Listen to this story
|
Amidst controversies about scraping websites from the internet without consent, OpenAI has released GPTBot for crawling website automatically. This bot will gather publicly available data for training AI models, which the company says would be in a transparent and responsible manner.
OpenAI said in its documentation about the release that the web crawler will filter to remove sources that require paywall access while also removing personally identifiable information (PII), or text that violates its policies. The GPT creator claims allowing the bot can help improve the accuracy and capabilities of AI systems in the future. It can be identified with the below code:
User agent token: GPTBot
Full user-agent string: Mozilla/5.0 AppleWebKit/537.36 (KHTML, like Gecko; compatible; GPTBot/1.0; +https://openai.com/gptbot)

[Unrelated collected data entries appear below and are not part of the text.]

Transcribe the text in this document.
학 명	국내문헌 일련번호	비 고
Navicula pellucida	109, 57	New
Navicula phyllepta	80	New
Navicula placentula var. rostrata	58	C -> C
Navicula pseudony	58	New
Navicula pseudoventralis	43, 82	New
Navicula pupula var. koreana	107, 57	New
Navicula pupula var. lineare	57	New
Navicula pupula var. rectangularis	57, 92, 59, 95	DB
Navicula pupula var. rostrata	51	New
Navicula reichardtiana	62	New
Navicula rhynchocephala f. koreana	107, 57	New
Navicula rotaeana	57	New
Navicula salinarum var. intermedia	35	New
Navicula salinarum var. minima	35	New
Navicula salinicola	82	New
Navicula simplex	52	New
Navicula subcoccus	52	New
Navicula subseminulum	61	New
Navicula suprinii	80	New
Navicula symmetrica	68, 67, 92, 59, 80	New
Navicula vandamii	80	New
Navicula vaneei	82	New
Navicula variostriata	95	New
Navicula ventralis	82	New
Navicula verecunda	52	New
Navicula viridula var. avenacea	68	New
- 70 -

On the other hand, you can also disable GPTBot to access your site by adding GPTBot to your site’s robot.txt. This means that website owners would have to voluntarily make a step to disable OpenAI’s access to their website, instead of opting-in for training.
User-agent: GPTBot
Disallow: /
You can also control the access of the GPTBot on certain parts of your website by including the code below into robot.txt.
User-agent: GPTBot
Allow: /directory-1/
Disallow: /directory-2/
Though OpenAI is acknowledging that it scrapes the internet for training its large language models like GPT-4, this still looks like a half-baked approach to address the ethical dilemmas around copying data from other people’s websites.
People on HackerNews discuss the ethics of the release of this web crawler for training AI models. “OpenAI isn’t even citing in moderation. It’s making a derivative work without citing, thus obscuring it,” said one of the users. Moreover, OpenAI does not acknowledge the websites it has already used to build its models.
Recently, OpenAI had also filed for a trademark for ‘GPT-5’, hinting that the company is training its next version of GPT-4 which would be, according to several reports, close to AGI, what the company’s goal has been all this while. GPTBot is clearly going to help the company gather more data from across the internet to train this model. On other hand, the company also discontinued its AI Classifier for detecting GPT generated text.